U.S. Pat. No. 8,022,760 discloses an alternative arrangement for 3-transistor Doherty amplifiers, whose main benefit is better placement of the transition points (corresponding to high points in the efficiency vs. amplitude curve) for equal-sized transistors. Higher order versions of the 3-transistor Doherty amplifier in U.S. Pat. No. 8,022,760 consist of having a higher order quarterwave cascade multistage Doherty as a peaking amplifier. Only the ones with an odd total number, N, of transistors (5, 7, 9 etc . . . ) work, i.e. those that have quarterwave cascades with an even number, N-1, of quarterwave lines.
EP2,403,135 discloses a four-transistor Doherty amplifier. This is basically the 3-stage amplifier of U.S. Pat. No. 8,022,760 with an added peaking amplifier at the output node and has largely the same advantages as U.S. Pat. No. 8,022,760 regarding transistor sizes. Higher order versions of EP2,403,135 consist of even numbers, N, of transistors, with both a directly connected and a quarterwave-connected transistor at the output node. The quarterwave cascade in the peaking amplifier branch will therefore have the total length, N-2, i.e. the same lengths as for the amplifiers in U.S. Pat. No. 8,022,760.
The multistage Doherty amplifiers by Raab generally have their transition points too high to give good average efficiency with high-PAR signals if the transistor stages are of equal size. FIGS. 1a, 1b and 1c show the curves for a 4-stage implementation, in which the lowest transition point is at 0.37 of full output.

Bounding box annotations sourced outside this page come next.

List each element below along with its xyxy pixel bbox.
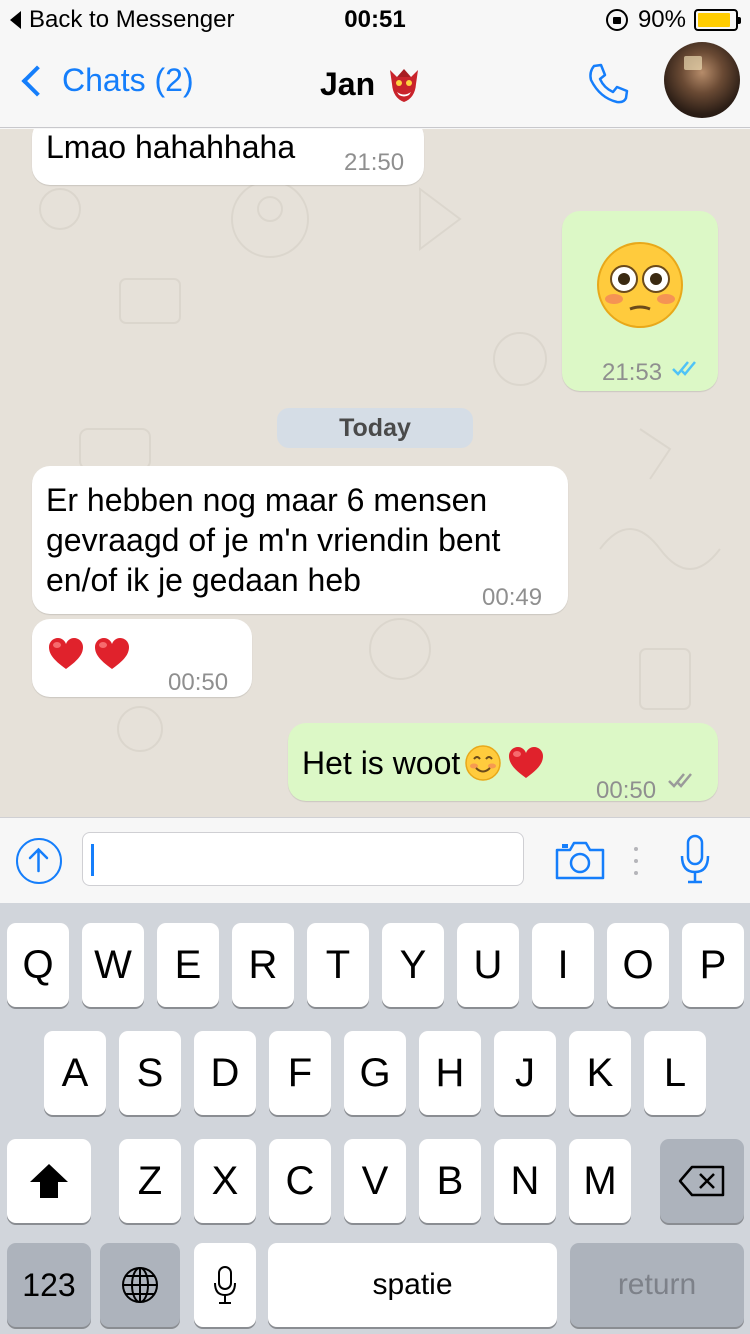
contact-avatar[interactable] <box>664 42 740 118</box>
key-n[interactable]: N <box>494 1139 556 1223</box>
message-time: 00:49 <box>482 584 543 611</box>
red-heart-icon <box>49 638 83 669</box>
key-i[interactable]: I <box>532 923 594 1007</box>
battery-percent: 90% <box>637 6 686 33</box>
battery-icon <box>694 9 741 31</box>
divider-dots-icon <box>634 847 638 875</box>
two-red-hearts-emoji <box>48 637 130 671</box>
numbers-key[interactable]: 123 <box>7 1243 91 1327</box>
message-text: Er hebben nog maar 6 mensen gevraagd of … <box>46 482 501 598</box>
arrow-up-icon <box>28 847 49 873</box>
key-e[interactable]: E <box>157 923 219 1007</box>
message-time: 21:50 <box>344 149 405 176</box>
space-key[interactable]: spatie <box>268 1243 557 1327</box>
message-bubble-incoming[interactable]: Er hebben nog maar 6 mensen gevraagd of … <box>32 466 568 614</box>
key-m[interactable]: M <box>569 1139 631 1223</box>
message-time: 00:50 <box>596 777 657 804</box>
key-x[interactable]: X <box>194 1139 256 1223</box>
key-d[interactable]: D <box>194 1031 256 1115</box>
date-separator: Today <box>277 408 473 448</box>
chat-area[interactable]: Lmao hahahhaha 21:50 21:53 Today Er hebb… <box>0 129 750 817</box>
key-u[interactable]: U <box>457 923 519 1007</box>
delivered-receipt-icon <box>668 773 692 788</box>
key-a[interactable]: A <box>44 1031 106 1115</box>
message-input[interactable] <box>82 832 524 886</box>
text-caret <box>91 844 94 876</box>
camera-icon[interactable] <box>554 838 606 882</box>
key-j[interactable]: J <box>494 1031 556 1115</box>
key-o[interactable]: O <box>607 923 669 1007</box>
key-z[interactable]: Z <box>119 1139 181 1223</box>
battery-fill <box>698 13 731 27</box>
rotation-lock-icon <box>605 9 628 31</box>
message-content: Het is woot <box>302 743 544 783</box>
message-input-bar <box>0 817 750 903</box>
message-text: Lmao hahahhaha <box>46 129 296 165</box>
message-bubble-outgoing[interactable]: Het is woot 00:50 <box>288 723 718 804</box>
flushed-face-emoji <box>597 242 683 328</box>
contact-name[interactable]: Jan <box>320 64 421 104</box>
status-bar: Back to Messenger 00:51 90% <box>0 0 750 40</box>
key-k[interactable]: K <box>569 1031 631 1115</box>
return-key[interactable]: return <box>570 1243 744 1327</box>
key-s[interactable]: S <box>119 1031 181 1115</box>
chats-back-label: Chats (2) <box>62 62 194 98</box>
message-time: 21:53 <box>602 359 663 386</box>
dictation-key[interactable] <box>194 1243 256 1327</box>
read-receipt-icon <box>672 361 696 376</box>
message-text: Het is woot <box>302 745 461 781</box>
red-heart-icon <box>95 638 129 669</box>
chevron-left-icon <box>21 64 53 97</box>
key-w[interactable]: W <box>82 923 144 1007</box>
share-button[interactable] <box>16 838 62 884</box>
key-r[interactable]: R <box>232 923 294 1007</box>
message-bubble-incoming[interactable]: 00:50 <box>32 619 252 697</box>
key-b[interactable]: B <box>419 1139 481 1223</box>
key-c[interactable]: C <box>269 1139 331 1223</box>
chats-back-button[interactable]: Chats (2) <box>16 62 194 99</box>
red-heart-icon <box>509 747 544 778</box>
message-bubble-incoming[interactable]: Lmao hahahhaha 21:50 <box>32 129 424 185</box>
shift-key[interactable] <box>7 1139 91 1223</box>
key-t[interactable]: T <box>307 923 369 1007</box>
key-g[interactable]: G <box>344 1031 406 1115</box>
globe-key[interactable] <box>100 1243 180 1327</box>
key-v[interactable]: V <box>344 1139 406 1223</box>
contact-name-label: Jan <box>320 65 376 102</box>
key-l[interactable]: L <box>644 1031 706 1115</box>
status-right: 90% <box>605 6 741 34</box>
shift-arrow-icon <box>30 1164 68 1198</box>
microphone-icon[interactable] <box>680 834 710 886</box>
key-y[interactable]: Y <box>382 923 444 1007</box>
phone-icon[interactable] <box>584 60 632 108</box>
key-h[interactable]: H <box>419 1031 481 1115</box>
smiling-face-emoji <box>465 745 502 781</box>
chat-header: Chats (2) Jan <box>0 40 750 128</box>
globe-icon <box>122 1267 158 1303</box>
key-p[interactable]: P <box>682 923 744 1007</box>
backspace-key[interactable] <box>660 1139 744 1223</box>
keyboard: Q W E R T Y U I O P A S D F G H J K L Z … <box>0 903 750 1334</box>
key-q[interactable]: Q <box>7 923 69 1007</box>
goblin-mask-icon <box>390 69 419 102</box>
message-bubble-outgoing[interactable]: 21:53 <box>562 211 718 391</box>
key-f[interactable]: F <box>269 1031 331 1115</box>
message-time: 00:50 <box>168 669 229 696</box>
backspace-icon <box>678 1165 725 1197</box>
microphone-icon <box>214 1266 236 1304</box>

The amplifiers with higher numbers of stages generally have the same problem, as do arrangements in which a small number of different transistor sizes are available.
The requirement for several different amplitude-limited drive signals can pose a problem in some implementation technologies, for example increased implementation complexity.
Referring to FIGS. 2a to 2c, the 5-stage amplifier according to U.S. Pat. No. 8,022,760 has advantages over those of Raab for use with high-PAR signals, since the lowest transition point with five equal sized transistors is at 0.2 of full output amplitude (−14 dB). However, it has a sparse distribution of transition points at low amplitude.
For six and higher numbers of stages, implementations with equal size transistors of U.S. Pat. No. 8,022,760 and EP2,403,135 all suffer from too sparse transition points at low output amplitudes, as illustrated by FIGS. 3a to 3c for a 6-stage arrangement according to EP2,403,135 and FIGS. 4a to 4c for a 7-stage amplifier according to U.S. Pat. No. 8,022,760.
Thus, each of the amplifier arrangements described in FIGS. 2, 3 and 4 have the disadvantage of requiring several amplitude limited drive signals, and also have the disadvantage of having a poor distribution of transition points.